Whoever said relationship milestones are moments like the first kiss and first sleepover are filthy liars.
Those milestones are natural moments when you’re hitting it off with someone, however the only real relationship milestones that matter are those that there are no cute little signs for.
Who cares about the first kiss, when really it’s all about the first kiss when you had the smelliest breath ever.
No one cares about when you first left a toothbrush at their place, but instead let’s discuss the first time you talked about your poo habits.
1. First kiss – without prep
We all love a good first magical kiss, involving low lighting, being swept off your feet and thanks to Disney, we’d love a few singing animals and fairies.
But that’s boring, and really not an actual relationship moment. What is an actual relationship moment is that first kiss, post a packet of cheese and onion crips, and no funny faces being pulled after.
Nothing like finding someone attractive after they’ve vomited over your slippers after one too many sambuca shots on a Friday night.
3. Deleting online dating profiles
You may go for Nandos twice a week, and share a toothbrush but it’s not official until you delete every single dating app you have. Ah, modern romance.
4. Meme tagging
Whacking on Facebook that you’re in a relationship with someone is soooo 2008. The only way to be social media official is to tag them in the most inappropriate memes. At 4am on a Wednesday morning of course.
5. Exercising together
Seeing each other leaving bum sweat patches on the bikes at the gym is more important than seeing each other naked. Fact.
6. Texting their parents
And by texting not just a quick hello, or a last minute question on what their favourite childhood friend was called because you’re prepping for a quiz.
But an actual conversation about stuff like Great British Bake Off and how to unclog your bathroom drain.
7. Brutal honesty
If you can’t be honest with the person you love, then who can you be honest with?
Honesty about things like they need to shower twice a day, and that their feet are hideously ugly. You know, the real important stuff.
8. Discussing toilet habits
Not habits like how many times a day do you pee, but the really important stuff about pooing and farting. Bonus points when you take a wee for the first time when they are in the bathroom.
9. Grooming each other
By grooming we don’t mean passionately touching one another on the night tube. Nope we’re thinking more like get a tweezer and a torch and let’s tackle those ingrowing hairs on the back of your legs.
10. Sharing passwords
Not passwords for stuff that doesn’t matter like your iPhone. But for the real good stuff like Netflix and Amazon Prime. This is where the real action goes down.
11. First trip away
A proper trip, and not one that involves a trip to Gloucester to visit their ‘legend’ of a mate from uni. But an actual unsupervised trip abroad involving an airport.
Even better if there are zero arguments.
12. Adding family on Facebook
And not automatically putting them on the strictest of privacy settings. But letting them see your tagged photos from uni.
13. Developing code words
Which obviously consists of tiny grunts, eye winks and a few emojis.

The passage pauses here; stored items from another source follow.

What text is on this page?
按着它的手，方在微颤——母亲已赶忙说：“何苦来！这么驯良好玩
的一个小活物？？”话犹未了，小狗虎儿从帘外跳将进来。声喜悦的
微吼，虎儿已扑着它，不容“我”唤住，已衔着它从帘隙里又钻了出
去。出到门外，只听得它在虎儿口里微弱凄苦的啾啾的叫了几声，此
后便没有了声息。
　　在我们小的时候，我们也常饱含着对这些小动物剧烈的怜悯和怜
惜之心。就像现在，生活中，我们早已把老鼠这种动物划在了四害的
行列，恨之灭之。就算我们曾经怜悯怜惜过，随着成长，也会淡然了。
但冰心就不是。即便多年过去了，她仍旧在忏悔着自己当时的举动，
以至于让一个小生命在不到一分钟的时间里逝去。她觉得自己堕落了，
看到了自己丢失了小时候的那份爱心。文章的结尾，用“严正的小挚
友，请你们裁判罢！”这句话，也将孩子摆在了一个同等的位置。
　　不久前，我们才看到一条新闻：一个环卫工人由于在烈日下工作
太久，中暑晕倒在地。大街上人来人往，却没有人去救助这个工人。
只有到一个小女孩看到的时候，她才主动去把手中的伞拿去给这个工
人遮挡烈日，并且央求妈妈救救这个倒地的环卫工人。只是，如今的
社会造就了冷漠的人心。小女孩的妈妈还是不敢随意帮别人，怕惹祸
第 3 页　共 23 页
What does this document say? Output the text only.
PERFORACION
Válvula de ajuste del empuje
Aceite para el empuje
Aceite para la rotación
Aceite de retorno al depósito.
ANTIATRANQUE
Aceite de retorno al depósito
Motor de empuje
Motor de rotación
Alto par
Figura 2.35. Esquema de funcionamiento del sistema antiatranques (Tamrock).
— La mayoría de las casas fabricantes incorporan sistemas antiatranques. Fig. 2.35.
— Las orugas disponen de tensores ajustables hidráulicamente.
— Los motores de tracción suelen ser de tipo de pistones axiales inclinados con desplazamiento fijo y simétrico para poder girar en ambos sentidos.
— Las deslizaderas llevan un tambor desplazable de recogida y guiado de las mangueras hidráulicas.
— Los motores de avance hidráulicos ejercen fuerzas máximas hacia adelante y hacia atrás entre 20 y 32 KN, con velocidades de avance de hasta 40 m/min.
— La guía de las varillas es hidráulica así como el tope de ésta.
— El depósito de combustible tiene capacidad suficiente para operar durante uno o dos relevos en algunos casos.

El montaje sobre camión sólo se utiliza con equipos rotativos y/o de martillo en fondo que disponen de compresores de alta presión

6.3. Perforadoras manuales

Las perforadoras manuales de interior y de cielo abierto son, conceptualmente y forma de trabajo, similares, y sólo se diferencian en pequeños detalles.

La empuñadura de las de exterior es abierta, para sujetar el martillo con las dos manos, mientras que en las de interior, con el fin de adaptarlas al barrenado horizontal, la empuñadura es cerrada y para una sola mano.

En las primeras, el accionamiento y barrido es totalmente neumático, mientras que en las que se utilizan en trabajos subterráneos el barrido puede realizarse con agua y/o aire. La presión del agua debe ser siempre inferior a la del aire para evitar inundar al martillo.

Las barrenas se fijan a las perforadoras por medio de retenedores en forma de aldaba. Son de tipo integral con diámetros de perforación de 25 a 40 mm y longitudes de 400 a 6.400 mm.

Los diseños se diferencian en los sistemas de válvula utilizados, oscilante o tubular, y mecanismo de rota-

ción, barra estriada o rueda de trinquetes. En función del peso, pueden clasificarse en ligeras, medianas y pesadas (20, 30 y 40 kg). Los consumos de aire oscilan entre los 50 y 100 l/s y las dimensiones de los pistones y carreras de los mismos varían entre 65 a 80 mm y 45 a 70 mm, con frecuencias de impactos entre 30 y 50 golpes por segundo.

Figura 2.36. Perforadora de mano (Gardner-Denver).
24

14. Emergency contact status
Because you spend so much time with them, it just makes sense to put them as your emergency contact. Move over mum and dad.
15. No offence, ever
Even if you throw up on their favourite teddy, or they tell you that your special yorkshire puddings taste like clay there is never any offence taken.
Why? Because you love each other and you’re in a real grown up relationship. Duh.